Times had changed greatly since the first campaign, when the German armies advanced to the very doors of Paris soon after war was declared. With America sending thousands of men each month to reinforce the armies of France and Great Britain, it appeared that the Allies soon would have the necessary numerical superiority to drive the enemy out of France and Belgium for all time, and to strike a decisive blow in the war.

So far, while battles of such magnitude as had never been seen before were fought almost daily, there had been nothing in the nature of a conflict that would indicate an ultimate decision. True, the Germans and Austrians, their allies, had staggered the Allies with a crushing drive in Italy; but, through the prompt action of the British and French, they had been driven back again.

It appeared, at this moment, that the next great blow would be delivered by the Allies; that, with her numerical superiority overcome, her output of munitions of war surpassed, Germany from this time on must remain on the defensive in an effort to retain what ground she had won in the early days of the war and to keep her enemies off German soil.

On the twentieth day of March the great battle line extended, roughly, from Ostend on the North Sea south to within a few miles of Ypres, thence to Bailleul and Lens. Here it was pushed slightly east, touching Bapaume and Peronne. In the Soissons region the Germans were in possession of Chauny and Laon. The battle line continued south to the river Aisne, and then followed that stream east into Alsace-Lorraine.

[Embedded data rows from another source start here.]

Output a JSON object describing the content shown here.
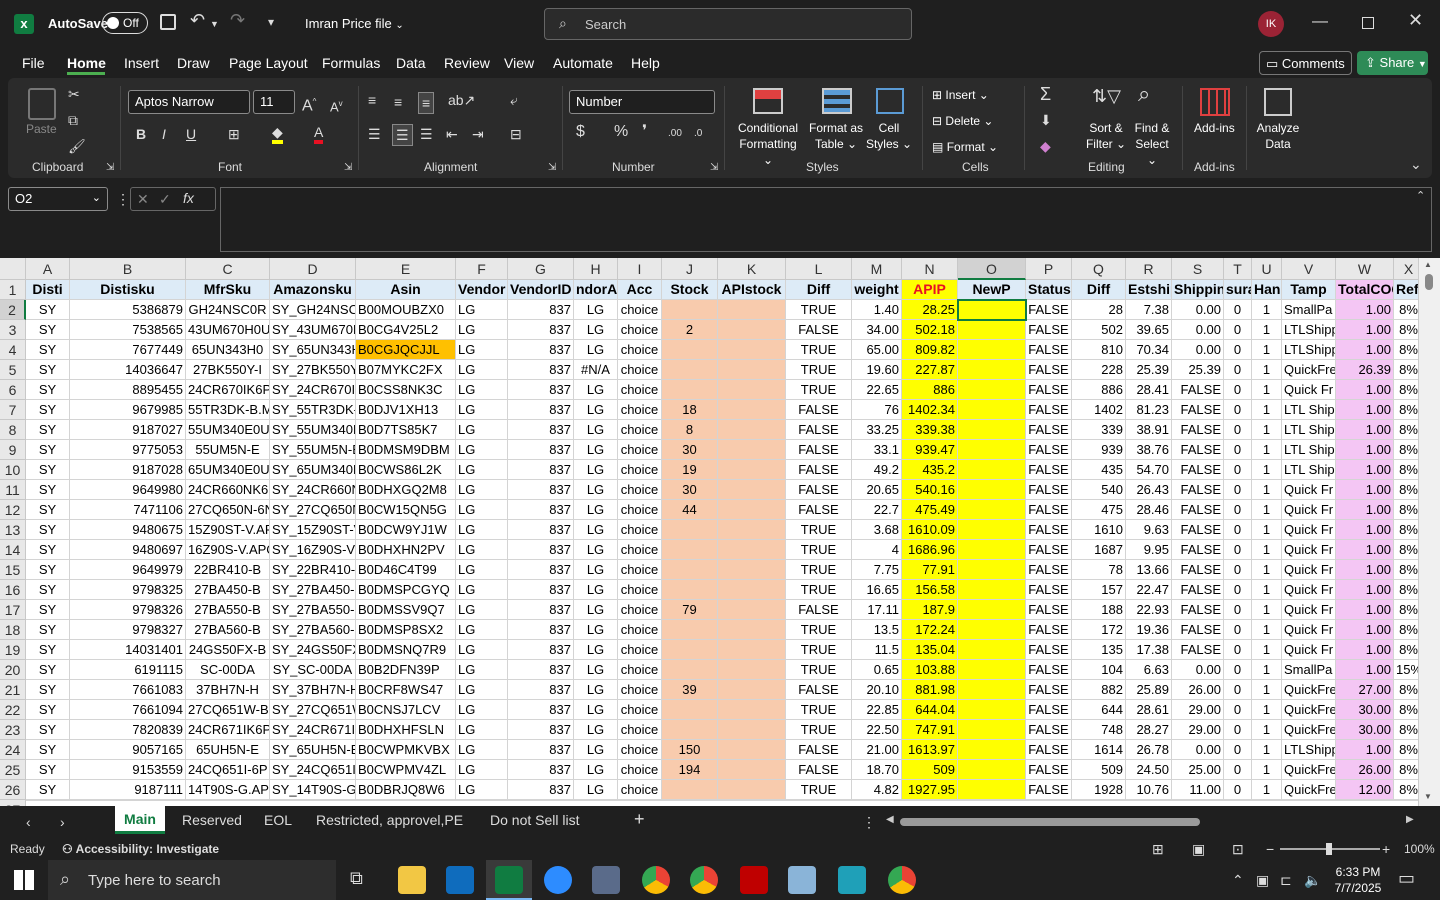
{
  "title": {
    "autosave": "AutoSave",
    "off": "Off",
    "filename": "Imran Price file",
    "search": "Search",
    "avatar": "IK"
  },
  "menu": [
    "File",
    "Home",
    "Insert",
    "Draw",
    "Page Layout",
    "Formulas",
    "Data",
    "Review",
    "View",
    "Automate",
    "Help"
  ],
  "comments": "Comments",
  "share": "Share",
  "ribbon": {
    "paste": "Paste",
    "clipboard": "Clipboard",
    "font_name": "Aptos Narrow",
    "font_size": "11",
    "font": "Font",
    "alignment": "Alignment",
    "numfmt": "Number",
    "number": "Number",
    "cond1": "Conditional",
    "cond2": "Formatting",
    "fmt1": "Format as",
    "fmt2": "Table",
    "cs1": "Cell",
    "cs2": "Styles",
    "styles": "Styles",
    "insert": "Insert",
    "delete": "Delete",
    "format": "Format",
    "cells": "Cells",
    "sort1": "Sort &",
    "sort2": "Filter",
    "find1": "Find &",
    "find2": "Select",
    "editing": "Editing",
    "addins": "Add-ins",
    "addins_grp": "Add-ins",
    "an1": "Analyze",
    "an2": "Data"
  },
  "namebox": "O2",
  "columns": [
    {
      "l": "A",
      "h": "Disti"
    },
    {
      "l": "B",
      "h": "Distisku"
    },
    {
      "l": "C",
      "h": "MfrSku"
    },
    {
      "l": "D",
      "h": "Amazonsku"
    },
    {
      "l": "E",
      "h": "Asin"
    },
    {
      "l": "F",
      "h": "Vendor"
    },
    {
      "l": "G",
      "h": "VendorID"
    },
    {
      "l": "H",
      "h": "ndorAll"
    },
    {
      "l": "I",
      "h": "Acc"
    },
    {
      "l": "J",
      "h": "Stock"
    },
    {
      "l": "K",
      "h": "APIstock"
    },
    {
      "l": "L",
      "h": "Diff"
    },
    {
      "l": "M",
      "h": "weight"
    },
    {
      "l": "N",
      "h": "APIP"
    },
    {
      "l": "O",
      "h": "NewP"
    },
    {
      "l": "P",
      "h": "Status"
    },
    {
      "l": "Q",
      "h": "Diff"
    },
    {
      "l": "R",
      "h": "Estship"
    },
    {
      "l": "S",
      "h": "Shippin"
    },
    {
      "l": "T",
      "h": "suran"
    },
    {
      "l": "U",
      "h": "Han"
    },
    {
      "l": "V",
      "h": "Tamp"
    },
    {
      "l": "W",
      "h": "TotalCOG"
    },
    {
      "l": "X",
      "h": "Reff"
    }
  ],
  "rows": [
    [
      "SY",
      "5386879",
      "GH24NSC0R",
      "SY_GH24NSC0",
      "B00MOUBZX0",
      "LG",
      "837",
      "LG",
      "choice",
      "",
      "",
      "TRUE",
      "1.40",
      "28.25",
      "",
      "FALSE",
      "28",
      "7.38",
      "0.00",
      "0",
      "1",
      "SmallPa",
      "1.00",
      "8%"
    ],
    [
      "SY",
      "7538565",
      "43UM670H0U",
      "SY_43UM670H",
      "B0CG4V25L2",
      "LG",
      "837",
      "LG",
      "choice",
      "2",
      "",
      "FALSE",
      "34.00",
      "502.18",
      "",
      "FALSE",
      "502",
      "39.65",
      "0.00",
      "0",
      "1",
      "LTLShipp",
      "1.00",
      "8%"
    ],
    [
      "SY",
      "7677449",
      "65UN343H0",
      "SY_65UN343H",
      "B0CGJQCJJL",
      "LG",
      "837",
      "LG",
      "choice",
      "",
      "",
      "TRUE",
      "65.00",
      "809.82",
      "",
      "FALSE",
      "810",
      "70.34",
      "0.00",
      "0",
      "1",
      "LTLShipp",
      "1.00",
      "8%"
    ],
    [
      "SY",
      "14036647",
      "27BK550Y-I",
      "SY_27BK550Y-",
      "B07MYKC2FX",
      "LG",
      "837",
      "#N/A",
      "choice",
      "",
      "",
      "TRUE",
      "19.60",
      "227.87",
      "",
      "FALSE",
      "228",
      "25.39",
      "25.39",
      "0",
      "1",
      "QuickFre",
      "26.39",
      "8%"
    ],
    [
      "SY",
      "8895455",
      "24CR670IK6P",
      "SY_24CR670IK",
      "B0CSS8NK3C",
      "LG",
      "837",
      "LG",
      "choice",
      "",
      "",
      "TRUE",
      "22.65",
      "886",
      "",
      "FALSE",
      "886",
      "28.41",
      "FALSE",
      "0",
      "1",
      "Quick Fr",
      "1.00",
      "8%"
    ],
    [
      "SY",
      "9679985",
      "55TR3DK-B.M",
      "SY_55TR3DK-B",
      "B0DJV1XH13",
      "LG",
      "837",
      "LG",
      "choice",
      "18",
      "",
      "FALSE",
      "76",
      "1402.34",
      "",
      "FALSE",
      "1402",
      "81.23",
      "FALSE",
      "0",
      "1",
      "LTL Shipi",
      "1.00",
      "8%"
    ],
    [
      "SY",
      "9187027",
      "55UM340E0U",
      "SY_55UM340E",
      "B0D7TS85K7",
      "LG",
      "837",
      "LG",
      "choice",
      "8",
      "",
      "FALSE",
      "33.25",
      "339.38",
      "",
      "FALSE",
      "339",
      "38.91",
      "FALSE",
      "0",
      "1",
      "LTL Shipi",
      "1.00",
      "8%"
    ],
    [
      "SY",
      "9775053",
      "55UM5N-E",
      "SY_55UM5N-E",
      "B0DMSM9DBM",
      "LG",
      "837",
      "LG",
      "choice",
      "30",
      "",
      "FALSE",
      "33.1",
      "939.47",
      "",
      "FALSE",
      "939",
      "38.76",
      "FALSE",
      "0",
      "1",
      "LTL Shipi",
      "1.00",
      "8%"
    ],
    [
      "SY",
      "9187028",
      "65UM340E0U",
      "SY_65UM340E",
      "B0CWS86L2K",
      "LG",
      "837",
      "LG",
      "choice",
      "19",
      "",
      "FALSE",
      "49.2",
      "435.2",
      "",
      "FALSE",
      "435",
      "54.70",
      "FALSE",
      "0",
      "1",
      "LTL Shipi",
      "1.00",
      "8%"
    ],
    [
      "SY",
      "9649980",
      "24CR660NK6F",
      "SY_24CR660N",
      "B0DHXGQ2M8",
      "LG",
      "837",
      "LG",
      "choice",
      "30",
      "",
      "FALSE",
      "20.65",
      "540.16",
      "",
      "FALSE",
      "540",
      "26.43",
      "FALSE",
      "0",
      "1",
      "Quick Fr",
      "1.00",
      "8%"
    ],
    [
      "SY",
      "7471106",
      "27CQ650N-6N",
      "SY_27CQ650N",
      "B0CW15QN5G",
      "LG",
      "837",
      "LG",
      "choice",
      "44",
      "",
      "FALSE",
      "22.7",
      "475.49",
      "",
      "FALSE",
      "475",
      "28.46",
      "FALSE",
      "0",
      "1",
      "Quick Fr",
      "1.00",
      "8%"
    ],
    [
      "SY",
      "9480675",
      "15Z90ST-V.AF",
      "SY_15Z90ST-V",
      "B0DCW9YJ1W",
      "LG",
      "837",
      "LG",
      "choice",
      "",
      "",
      "TRUE",
      "3.68",
      "1610.09",
      "",
      "FALSE",
      "1610",
      "9.63",
      "FALSE",
      "0",
      "1",
      "Quick Fr",
      "1.00",
      "8%"
    ],
    [
      "SY",
      "9480697",
      "16Z90S-V.APC",
      "SY_16Z90S-V.",
      "B0DHXHN2PV",
      "LG",
      "837",
      "LG",
      "choice",
      "",
      "",
      "TRUE",
      "4",
      "1686.96",
      "",
      "FALSE",
      "1687",
      "9.95",
      "FALSE",
      "0",
      "1",
      "Quick Fr",
      "1.00",
      "8%"
    ],
    [
      "SY",
      "9649979",
      "22BR410-B",
      "SY_22BR410-B",
      "B0D46C4T99",
      "LG",
      "837",
      "LG",
      "choice",
      "",
      "",
      "TRUE",
      "7.75",
      "77.91",
      "",
      "FALSE",
      "78",
      "13.66",
      "FALSE",
      "0",
      "1",
      "Quick Fr",
      "1.00",
      "8%"
    ],
    [
      "SY",
      "9798325",
      "27BA450-B",
      "SY_27BA450-E",
      "B0DMSPCGYQ",
      "LG",
      "837",
      "LG",
      "choice",
      "",
      "",
      "TRUE",
      "16.65",
      "156.58",
      "",
      "FALSE",
      "157",
      "22.47",
      "FALSE",
      "0",
      "1",
      "Quick Fr",
      "1.00",
      "8%"
    ],
    [
      "SY",
      "9798326",
      "27BA550-B",
      "SY_27BA550-E",
      "B0DMSSV9Q7",
      "LG",
      "837",
      "LG",
      "choice",
      "79",
      "",
      "FALSE",
      "17.11",
      "187.9",
      "",
      "FALSE",
      "188",
      "22.93",
      "FALSE",
      "0",
      "1",
      "Quick Fr",
      "1.00",
      "8%"
    ],
    [
      "SY",
      "9798327",
      "27BA560-B",
      "SY_27BA560-E",
      "B0DMSP8SX2",
      "LG",
      "837",
      "LG",
      "choice",
      "",
      "",
      "TRUE",
      "13.5",
      "172.24",
      "",
      "FALSE",
      "172",
      "19.36",
      "FALSE",
      "0",
      "1",
      "Quick Fr",
      "1.00",
      "8%"
    ],
    [
      "SY",
      "14031401",
      "24GS50FX-B",
      "SY_24GS50FX-",
      "B0DMSNQ7R9",
      "LG",
      "837",
      "LG",
      "choice",
      "",
      "",
      "TRUE",
      "11.5",
      "135.04",
      "",
      "FALSE",
      "135",
      "17.38",
      "FALSE",
      "0",
      "1",
      "Quick Fr",
      "1.00",
      "8%"
    ],
    [
      "SY",
      "6191115",
      "SC-00DA",
      "SY_SC-00DA",
      "B0B2DFN39P",
      "LG",
      "837",
      "LG",
      "choice",
      "",
      "",
      "TRUE",
      "0.65",
      "103.88",
      "",
      "FALSE",
      "104",
      "6.63",
      "0.00",
      "0",
      "1",
      "SmallPa",
      "1.00",
      "15%"
    ],
    [
      "SY",
      "7661083",
      "37BH7N-H",
      "SY_37BH7N-H",
      "B0CRF8WS47",
      "LG",
      "837",
      "LG",
      "choice",
      "39",
      "",
      "FALSE",
      "20.10",
      "881.98",
      "",
      "FALSE",
      "882",
      "25.89",
      "26.00",
      "0",
      "1",
      "QuickFre",
      "27.00",
      "8%"
    ],
    [
      "SY",
      "7661094",
      "27CQ651W-B",
      "SY_27CQ651W",
      "B0CNSJ7LCV",
      "LG",
      "837",
      "LG",
      "choice",
      "",
      "",
      "TRUE",
      "22.85",
      "644.04",
      "",
      "FALSE",
      "644",
      "28.61",
      "29.00",
      "0",
      "1",
      "QuickFre",
      "30.00",
      "8%"
    ],
    [
      "SY",
      "7820839",
      "24CR671IK6P",
      "SY_24CR671IK",
      "B0DHXHFSLN",
      "LG",
      "837",
      "LG",
      "choice",
      "",
      "",
      "TRUE",
      "22.50",
      "747.91",
      "",
      "FALSE",
      "748",
      "28.27",
      "29.00",
      "0",
      "1",
      "QuickFre",
      "30.00",
      "8%"
    ],
    [
      "SY",
      "9057165",
      "65UH5N-E",
      "SY_65UH5N-E",
      "B0CWPMKVBX",
      "LG",
      "837",
      "LG",
      "choice",
      "150",
      "",
      "FALSE",
      "21.00",
      "1613.97",
      "",
      "FALSE",
      "1614",
      "26.78",
      "0.00",
      "0",
      "1",
      "LTLShipp",
      "1.00",
      "8%"
    ],
    [
      "SY",
      "9153559",
      "24CQ651I-6P",
      "SY_24CQ651I-",
      "B0CWPMV4ZL",
      "LG",
      "837",
      "LG",
      "choice",
      "194",
      "",
      "FALSE",
      "18.70",
      "509",
      "",
      "FALSE",
      "509",
      "24.50",
      "25.00",
      "0",
      "1",
      "QuickFre",
      "26.00",
      "8%"
    ],
    [
      "SY",
      "9187111",
      "14T90S-G.APE",
      "SY_14T90S-G.",
      "B0DBRJQ8W6",
      "LG",
      "837",
      "LG",
      "choice",
      "",
      "",
      "TRUE",
      "4.82",
      "1927.95",
      "",
      "FALSE",
      "1928",
      "10.76",
      "11.00",
      "0",
      "1",
      "QuickFre",
      "12.00",
      "8%"
    ]
  ],
  "sheets": [
    "Main",
    "Reserved",
    "EOL",
    "Restricted, approvel,PE",
    "Do not Sell list"
  ],
  "status": {
    "ready": "Ready",
    "accessibility": "Accessibility: Investigate",
    "zoom": "100%"
  },
  "taskbar": {
    "search": "Type here to search",
    "time": "6:33 PM",
    "date": "7/7/2025"
  }
}
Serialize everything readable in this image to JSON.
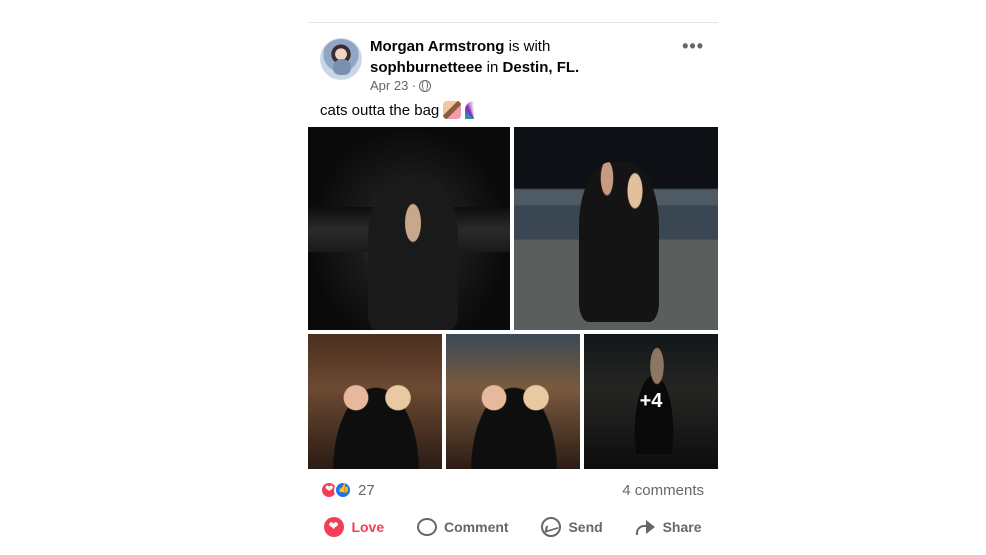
{
  "post": {
    "author": "Morgan Armstrong",
    "with_text": " is with ",
    "tagged_user": "sophburnetteee",
    "in_text": " in ",
    "location": "Destin, FL.",
    "date": "Apr 23 ·",
    "privacy_icon": "globe-icon",
    "more_icon": "more-options-icon",
    "more_glyph": "•••",
    "caption": "cats outta the bag",
    "caption_emojis": [
      "kiss-emoji",
      "rainbow-emoji"
    ],
    "photos": [
      {
        "name": "photo-1",
        "overlay": ""
      },
      {
        "name": "photo-2",
        "overlay": ""
      },
      {
        "name": "photo-3",
        "overlay": ""
      },
      {
        "name": "photo-4",
        "overlay": ""
      },
      {
        "name": "photo-5",
        "overlay": "+4"
      }
    ],
    "reaction_count": "27",
    "comments_count": "4 comments"
  },
  "actions": {
    "love_label": "Love",
    "comment_label": "Comment",
    "send_label": "Send",
    "share_label": "Share"
  },
  "colors": {
    "love": "#f33e58",
    "like": "#1877f2",
    "secondary_text": "#65676b"
  }
}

Everywhere, up to this time—that is, since the early days of the war—success had seemed to crown the efforts of the Allies on the Western front. On the Eastern front, however, it was different. Through German intrigue, Russia had been removed as a belligerent and more than a million and a half of German troops had been released to reinforce the hard-pressed Germans on the west.

Though the loss of Russia’s aid in the war was a severe blow to the Allies, it was more than offset by the entrance of the United States into the conflict. American soldiers were being rushed to Europe with all possible dispatch and were taking their places on the firing line. Already they had covered themselves with glory. So far, however, they had taken part only in what the official dispatches called “skirmishes,” although, compared to battles of previous wars, they could be classed as engagements of more than passing importance.

But the time was coming, and coming soon, when the Yankee troops would go “over the top” under command of General Pershing in such force and with such courage that the Germans could not stand before them.

Through the decision of an Allied war council, in which the United States participated, General Foch had been made the supreme commander of the Allied forces—British, American and Italian included. It was believed that through this unity of command greater success would be achieved than had yet been manifest.

And the time for Marshal Foch to prove his mettle was at hand.

Under the personal direction of General von Hindenburg, the greatest military genius that the war had yet produced, the German forces had been massed for their second effort to break through to Paris. Although Marshal Foch had some slight inkling of the impending attack, he had been unable to tell just where it would be made. True, his air scouts had flown time and again over the enemy lines, but so far they had failed to learn where the foe would strike.